L’autre grand axe de travail de Xavier Garbajosa nous a été expliqué par l’une de ses recrues, le basque Julien Tisseron : "Xavier, dans son discours, a bien insisté sur le fait qu’il voulait recréer un esprit de club au sein du MHR, une chose qui s’est peut-être un peu perdue dans les années précédentes." Un axe confirmé par le principal intéressé : "Aucune équipe ne gagne quelque chose sans un excellent état d’esprit et de la cohésion. Je ne dis pas que tout le monde doit s’aimer. Quand j’étais joueur, je ne serais pas parti en vacances avec tous mes coéquipiers. En revanche, il est sûr que quand on gagne on s’aime davantage. Et pour gagner, il faut bien vivre ensemble pour, à un moment donné, vouloir se sacrifier les uns pour les autres. La réussite des garçons ne passera que par une réussite collective. Mais ce sont à eux de vouloir vivre ensemble, de se dire les choses, qu’elles soient bonnes ou mauvaises", insiste le manager.

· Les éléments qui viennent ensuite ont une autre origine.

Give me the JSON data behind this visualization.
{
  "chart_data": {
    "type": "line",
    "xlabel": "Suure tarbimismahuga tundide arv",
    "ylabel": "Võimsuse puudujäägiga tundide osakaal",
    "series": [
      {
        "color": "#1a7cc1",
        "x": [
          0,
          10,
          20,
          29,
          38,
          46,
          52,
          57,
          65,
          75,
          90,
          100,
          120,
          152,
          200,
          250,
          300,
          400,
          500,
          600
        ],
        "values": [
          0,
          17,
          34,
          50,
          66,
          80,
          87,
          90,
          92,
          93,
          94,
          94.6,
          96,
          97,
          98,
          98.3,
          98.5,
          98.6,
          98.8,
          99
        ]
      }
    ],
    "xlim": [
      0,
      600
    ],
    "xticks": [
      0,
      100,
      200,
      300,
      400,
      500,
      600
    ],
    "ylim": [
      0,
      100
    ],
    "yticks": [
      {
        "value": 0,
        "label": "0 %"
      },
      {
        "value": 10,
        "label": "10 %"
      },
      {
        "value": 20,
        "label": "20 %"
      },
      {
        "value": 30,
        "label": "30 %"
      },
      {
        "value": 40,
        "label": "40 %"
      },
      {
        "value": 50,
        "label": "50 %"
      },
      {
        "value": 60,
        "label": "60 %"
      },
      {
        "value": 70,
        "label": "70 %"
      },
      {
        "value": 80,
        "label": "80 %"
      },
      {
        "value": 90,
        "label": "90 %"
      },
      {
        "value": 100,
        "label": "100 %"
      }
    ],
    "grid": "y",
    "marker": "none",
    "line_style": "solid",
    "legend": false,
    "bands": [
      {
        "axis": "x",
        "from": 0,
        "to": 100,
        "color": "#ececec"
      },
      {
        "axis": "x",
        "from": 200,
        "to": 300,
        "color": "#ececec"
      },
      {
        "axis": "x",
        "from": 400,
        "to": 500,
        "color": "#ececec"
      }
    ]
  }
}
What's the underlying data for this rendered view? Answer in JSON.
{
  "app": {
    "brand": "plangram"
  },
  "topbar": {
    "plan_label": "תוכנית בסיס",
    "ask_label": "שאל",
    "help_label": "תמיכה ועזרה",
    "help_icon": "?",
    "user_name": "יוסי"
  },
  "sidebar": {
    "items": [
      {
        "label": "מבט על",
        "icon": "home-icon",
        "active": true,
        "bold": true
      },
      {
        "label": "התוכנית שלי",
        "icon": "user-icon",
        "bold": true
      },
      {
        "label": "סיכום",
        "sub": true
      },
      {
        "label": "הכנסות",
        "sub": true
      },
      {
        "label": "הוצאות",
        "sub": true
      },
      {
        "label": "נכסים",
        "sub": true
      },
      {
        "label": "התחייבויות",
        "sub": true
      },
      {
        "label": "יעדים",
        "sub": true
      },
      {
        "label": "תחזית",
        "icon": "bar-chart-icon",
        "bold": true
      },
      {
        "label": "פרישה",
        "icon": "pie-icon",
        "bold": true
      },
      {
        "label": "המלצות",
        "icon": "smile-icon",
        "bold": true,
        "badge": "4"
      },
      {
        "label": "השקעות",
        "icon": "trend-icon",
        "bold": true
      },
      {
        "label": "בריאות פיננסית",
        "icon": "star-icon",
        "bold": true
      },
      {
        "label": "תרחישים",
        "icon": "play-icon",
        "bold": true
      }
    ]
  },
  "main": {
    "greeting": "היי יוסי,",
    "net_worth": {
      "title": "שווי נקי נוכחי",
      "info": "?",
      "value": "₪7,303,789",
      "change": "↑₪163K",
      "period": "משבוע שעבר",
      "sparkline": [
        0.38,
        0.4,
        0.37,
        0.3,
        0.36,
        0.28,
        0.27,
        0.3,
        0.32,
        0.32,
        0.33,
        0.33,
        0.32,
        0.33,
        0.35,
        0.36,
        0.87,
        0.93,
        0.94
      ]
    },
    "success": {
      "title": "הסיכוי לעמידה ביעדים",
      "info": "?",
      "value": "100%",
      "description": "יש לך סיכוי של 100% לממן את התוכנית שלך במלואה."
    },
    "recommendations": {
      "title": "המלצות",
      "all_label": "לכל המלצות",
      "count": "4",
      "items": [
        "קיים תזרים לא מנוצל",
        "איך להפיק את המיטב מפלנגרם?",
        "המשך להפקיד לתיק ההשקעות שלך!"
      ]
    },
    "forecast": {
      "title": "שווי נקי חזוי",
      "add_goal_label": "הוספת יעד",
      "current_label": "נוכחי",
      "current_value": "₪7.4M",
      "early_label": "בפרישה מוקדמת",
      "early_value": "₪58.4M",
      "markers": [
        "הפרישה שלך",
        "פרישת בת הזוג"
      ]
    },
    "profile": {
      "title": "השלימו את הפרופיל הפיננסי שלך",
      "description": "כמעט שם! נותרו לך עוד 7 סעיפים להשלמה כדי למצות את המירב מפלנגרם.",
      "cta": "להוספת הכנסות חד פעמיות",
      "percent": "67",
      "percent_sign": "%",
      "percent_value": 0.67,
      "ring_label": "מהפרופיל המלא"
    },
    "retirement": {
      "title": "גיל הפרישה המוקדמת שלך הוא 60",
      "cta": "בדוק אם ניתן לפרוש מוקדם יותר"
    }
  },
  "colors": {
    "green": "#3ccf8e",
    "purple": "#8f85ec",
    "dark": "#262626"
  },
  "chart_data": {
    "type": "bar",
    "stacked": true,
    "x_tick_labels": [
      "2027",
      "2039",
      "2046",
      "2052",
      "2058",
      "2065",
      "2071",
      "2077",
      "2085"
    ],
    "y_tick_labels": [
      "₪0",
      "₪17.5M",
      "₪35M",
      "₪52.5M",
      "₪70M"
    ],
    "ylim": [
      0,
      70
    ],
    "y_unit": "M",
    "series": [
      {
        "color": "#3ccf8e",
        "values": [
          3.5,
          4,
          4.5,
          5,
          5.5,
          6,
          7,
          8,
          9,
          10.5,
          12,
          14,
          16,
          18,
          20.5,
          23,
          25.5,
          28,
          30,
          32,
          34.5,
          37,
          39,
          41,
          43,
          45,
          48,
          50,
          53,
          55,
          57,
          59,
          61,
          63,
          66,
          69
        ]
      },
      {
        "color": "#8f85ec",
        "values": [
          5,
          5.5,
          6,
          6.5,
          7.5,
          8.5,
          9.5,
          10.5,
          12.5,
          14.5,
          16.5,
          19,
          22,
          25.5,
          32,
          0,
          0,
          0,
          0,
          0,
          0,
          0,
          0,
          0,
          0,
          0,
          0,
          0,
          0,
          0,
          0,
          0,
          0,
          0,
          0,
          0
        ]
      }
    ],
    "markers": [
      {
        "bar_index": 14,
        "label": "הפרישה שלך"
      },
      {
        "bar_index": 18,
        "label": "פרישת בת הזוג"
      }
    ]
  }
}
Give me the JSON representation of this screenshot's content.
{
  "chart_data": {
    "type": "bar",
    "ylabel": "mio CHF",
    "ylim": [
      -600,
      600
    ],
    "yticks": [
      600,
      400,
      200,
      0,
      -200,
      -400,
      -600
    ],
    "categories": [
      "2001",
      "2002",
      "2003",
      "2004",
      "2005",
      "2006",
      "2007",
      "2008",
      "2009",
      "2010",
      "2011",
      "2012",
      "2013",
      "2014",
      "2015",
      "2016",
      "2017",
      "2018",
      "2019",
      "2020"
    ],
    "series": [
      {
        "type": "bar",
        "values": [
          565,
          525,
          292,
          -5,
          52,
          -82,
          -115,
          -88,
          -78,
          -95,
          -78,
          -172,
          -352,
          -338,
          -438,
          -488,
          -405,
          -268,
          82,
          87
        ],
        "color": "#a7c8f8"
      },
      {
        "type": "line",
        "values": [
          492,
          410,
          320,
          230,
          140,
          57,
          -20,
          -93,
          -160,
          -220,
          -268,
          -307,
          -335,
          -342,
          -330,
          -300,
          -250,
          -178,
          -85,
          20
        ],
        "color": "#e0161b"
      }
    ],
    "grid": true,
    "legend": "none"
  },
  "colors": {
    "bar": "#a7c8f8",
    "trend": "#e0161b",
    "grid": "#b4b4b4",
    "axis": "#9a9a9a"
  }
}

En tout cas, cela semble fonctionner : "Je n’étais pas au club la saison dernière mais on sent une vraie euphorie chez les anciens Montpelliérains, explique Tisseron. Ils ont tous très hâte de reprendre et me disent que cela fait un moment que le groupe n’a pas aussi bien vécu qu’en ce moment. On s’entraîne bien, mais on fait aussi beaucoup de choses ensemble en dehors du terrain et c’est un très bon signe." On a donc hâte de voir la colonie montpelliéraine à l’œuvre.